Сергей Лукьяненко - Реверс
– Из Гейдельберга.
– А я из Мюнхена. Думаю, мы как земляки должны понять друг друга, так что помогите-ка мне поскорее разрешить это недоразумение. Немецким-то вы владеете?
– Если и владел когда-то, то все забыл, – сказал Макс. – Я ведь прибыл из Гомеостата.
– Каких только миров нет вокруг Центрума! – сочувственно кивнул Герхард. – О вашем Гомеостате я уже наслышан. Поэтапная потеря памяти, да-да… Понимаю и сочувствую. Послушайте, старина, расскажите мне все как есть. Окажите мне услугу.
– Я уже рассказывал все как есть вашему коллеге. Даже двум коллегам – сначала в Габахе, затем в Танголе…
– А все-таки расскажите еще раз. И как можно подробнее.
– В чем я обвиняюсь? – сердито спросил Макс.

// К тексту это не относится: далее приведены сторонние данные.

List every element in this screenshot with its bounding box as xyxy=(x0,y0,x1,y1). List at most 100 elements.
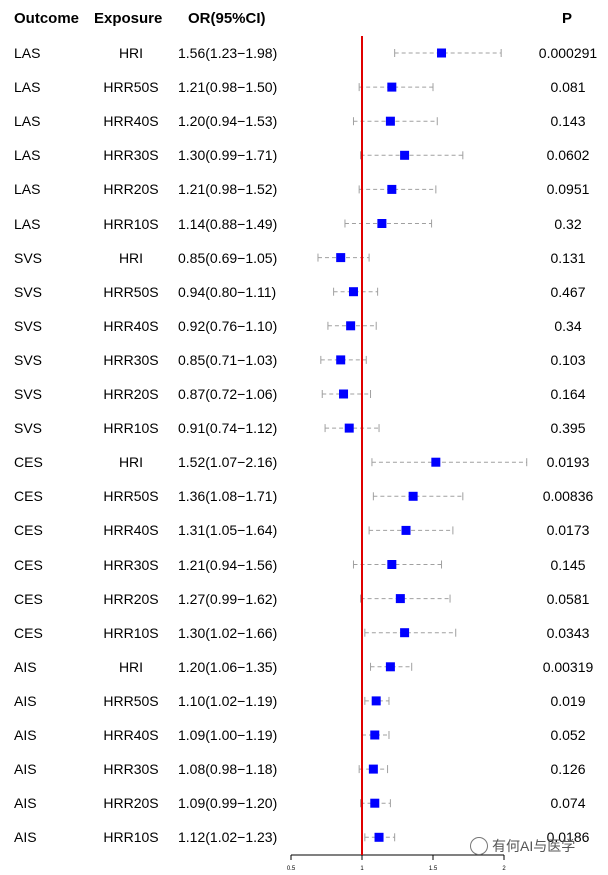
outcome-cell: AIS xyxy=(14,727,37,743)
or-point xyxy=(385,116,395,126)
or-ci-cell: 1.14(0.88−1.49) xyxy=(178,215,278,232)
exposure-cell: HRR40S xyxy=(103,317,159,334)
or-ci-cell: 0.91(0.74−1.12) xyxy=(178,420,278,437)
or-point xyxy=(348,287,358,297)
outcome-cell: CES xyxy=(14,454,43,471)
exposure-cell: HRR30S xyxy=(103,147,159,164)
p-value-cell: 0.000291 xyxy=(538,45,598,61)
exposure-cell: HRI xyxy=(118,249,144,266)
x-tick-label: 1 xyxy=(360,866,364,872)
p-value-cell: 0.0186 xyxy=(546,829,590,846)
or-point xyxy=(374,832,384,842)
or-ci-cell: 1.52(1.07−2.16) xyxy=(178,454,278,471)
exposure-cell: HRR10S xyxy=(103,829,159,846)
exposure-cell: HRR50S xyxy=(103,283,159,300)
or-ci-cell: 1.56(1.23−1.98) xyxy=(178,45,278,61)
p-value-cell: 0.145 xyxy=(550,556,586,573)
outcome-cell: SVS xyxy=(14,249,43,266)
p-value-cell: 0.395 xyxy=(550,420,586,437)
or-point xyxy=(377,219,387,228)
or-ci-cell: 1.36(1.08−1.71) xyxy=(178,488,278,505)
or-ci-cell: 1.10(1.02−1.19) xyxy=(178,692,278,709)
or-ci-cell: 1.30(0.99−1.71) xyxy=(178,147,278,164)
outcome-cell: LAS xyxy=(14,147,41,164)
or-ci-cell: 1.27(0.99−1.62) xyxy=(178,590,278,607)
outcome-cell: CES xyxy=(14,488,43,505)
header-outcome: Outcome xyxy=(14,10,80,27)
outcome-cell: SVS xyxy=(14,317,43,334)
or-point xyxy=(344,423,354,433)
exposure-cell: HRR30S xyxy=(103,761,159,778)
p-value-cell: 0.131 xyxy=(550,249,586,266)
header-or: OR(95%CI) xyxy=(188,10,266,27)
or-point xyxy=(408,491,418,501)
outcome-cell: LAS xyxy=(14,79,41,96)
p-value-cell: 0.074 xyxy=(550,795,586,812)
or-ci-cell: 0.92(0.76−1.10) xyxy=(178,317,278,334)
outcome-cell: CES xyxy=(14,590,43,607)
or-ci-cell: 1.21(0.98−1.52) xyxy=(178,181,278,198)
p-value-cell: 0.0581 xyxy=(546,590,590,607)
exposure-cell: HRR40S xyxy=(103,522,159,539)
exposure-cell: HRR30S xyxy=(103,556,159,573)
or-point xyxy=(336,253,346,263)
p-value-cell: 0.0193 xyxy=(546,454,590,471)
exposure-cell: HRR50S xyxy=(103,488,159,505)
exposure-cell: HRR20S xyxy=(103,795,159,812)
x-tick-label: 2 xyxy=(502,866,506,872)
or-ci-cell: 1.21(0.98−1.50) xyxy=(178,79,278,96)
outcome-cell: CES xyxy=(14,624,43,641)
p-value-cell: 0.34 xyxy=(554,317,582,334)
or-ci-cell: 0.85(0.69−1.05) xyxy=(178,249,278,266)
exposure-cell: HRI xyxy=(118,658,144,675)
or-ci-cell: 1.21(0.94−1.56) xyxy=(178,556,278,573)
p-value-cell: 0.126 xyxy=(550,761,586,778)
or-ci-cell: 1.09(1.00−1.19) xyxy=(178,727,278,743)
outcome-cell: LAS xyxy=(14,215,41,232)
p-value-cell: 0.467 xyxy=(550,283,586,300)
p-value-cell: 0.052 xyxy=(550,727,586,743)
or-point xyxy=(370,798,380,808)
or-point xyxy=(400,150,410,160)
outcome-cell: SVS xyxy=(14,420,43,437)
x-tick-label: 0.5 xyxy=(287,866,296,872)
or-ci-cell: 0.87(0.72−1.06) xyxy=(178,386,278,402)
or-point xyxy=(346,321,356,331)
outcome-cell: CES xyxy=(14,522,43,539)
outcome-cell: AIS xyxy=(14,658,37,675)
outcome-cell: SVS xyxy=(14,283,43,300)
wechat-icon xyxy=(470,837,488,855)
exposure-cell: HRR40S xyxy=(103,113,159,130)
p-value-cell: 0.0343 xyxy=(546,624,590,641)
outcome-cell: LAS xyxy=(14,45,41,61)
or-ci-cell: 0.94(0.80−1.11) xyxy=(178,283,277,300)
p-value-cell: 0.081 xyxy=(550,79,586,96)
p-value-cell: 0.164 xyxy=(550,386,586,402)
outcome-cell: CES xyxy=(14,556,43,573)
or-ci-cell: 1.12(1.02−1.23) xyxy=(178,829,278,846)
or-ci-cell: 0.85(0.71−1.03) xyxy=(178,351,278,368)
outcome-cell: LAS xyxy=(14,181,41,198)
header-exposure: Exposure xyxy=(94,10,163,27)
exposure-cell: HRR20S xyxy=(103,181,159,198)
outcome-cell: AIS xyxy=(14,829,37,846)
x-tick-label: 1.5 xyxy=(429,866,438,872)
or-ci-cell: 1.20(1.06−1.35) xyxy=(178,658,278,675)
or-point xyxy=(400,628,410,638)
exposure-cell: HRR30S xyxy=(103,351,159,368)
p-value-cell: 0.103 xyxy=(550,351,586,368)
or-ci-cell: 1.08(0.98−1.18) xyxy=(178,761,278,778)
exposure-cell: HRR50S xyxy=(103,79,159,96)
or-point xyxy=(371,696,381,706)
or-ci-cell: 1.30(1.02−1.66) xyxy=(178,624,278,641)
p-value-cell: 0.0602 xyxy=(546,147,590,164)
outcome-cell: AIS xyxy=(14,795,37,812)
p-value-cell: 0.00319 xyxy=(542,658,594,675)
or-point xyxy=(431,457,441,467)
watermark: 有何AI与医学 xyxy=(470,836,575,856)
outcome-cell: SVS xyxy=(14,351,43,368)
p-value-cell: 0.0173 xyxy=(546,522,590,539)
exposure-cell: HRR10S xyxy=(103,624,159,641)
exposure-cell: HRR20S xyxy=(103,590,159,607)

– Пока ни в чем. Вы задержаны для проверки. Вполне законная процедура. Прежде чем прибыть в Сурган, вам следовало бы ознакомиться с его законами. Если имело место недоразумение, то в ваших и моих интересах поскорее разрешить его. Что скрывать лояльному трудовому мигранту? Скрывают – вернее, пытаются скрывать – правду шпионы, и с ними у нас совсем иной разговор. Видите? – Герхард указал на прикрытый салфеткой медицинский столик на колесиках. – Там лежат инструменты для добывания правды. Даже не хочу вам их показывать. Применение этих средств очень неэстетично, очень шумно, но весьма действенно. Будьте благоразумны, старина, не доводите дело до крайности. Посекретничайте со мной. Поймите, в случае вашего упорного – и глупого – противодействия я буду вынужден предъявить вам обвинение в шпионаже, и тогда с вами поговорят уже по-другому. Вы скажете все. А потом мы передадим то, что останется, в руки пограничников. Они требуют вашей выдачи – наверное, вы им чем-нибудь насолили, а? Заштрихованный круг на запястье они кому попало не ставят. Вы были контрабандистом, и притом злостным. Учтите, с нашей точки зрения, это малый грех, а иногда и совсем не грех. Великий Сурган может позволить себе пойти на конфликт с пограничниками, если дело того стоит. Поймите, дружище, я убежден, что сумею вам помочь. Скрывать истину не в ваших интересах… Или дать вам время подумать?
– Снимите наручники, – сердито сказал Макс.
– Зачем? Говорить вы можете и в них. Не кляп ведь, ха-ха.
– Боитесь?
– Страхуемся. Итак, вы будете говорить?
– Только как свободный со свободным.
– Не осложняйте своего положения. Подумайте еще немного.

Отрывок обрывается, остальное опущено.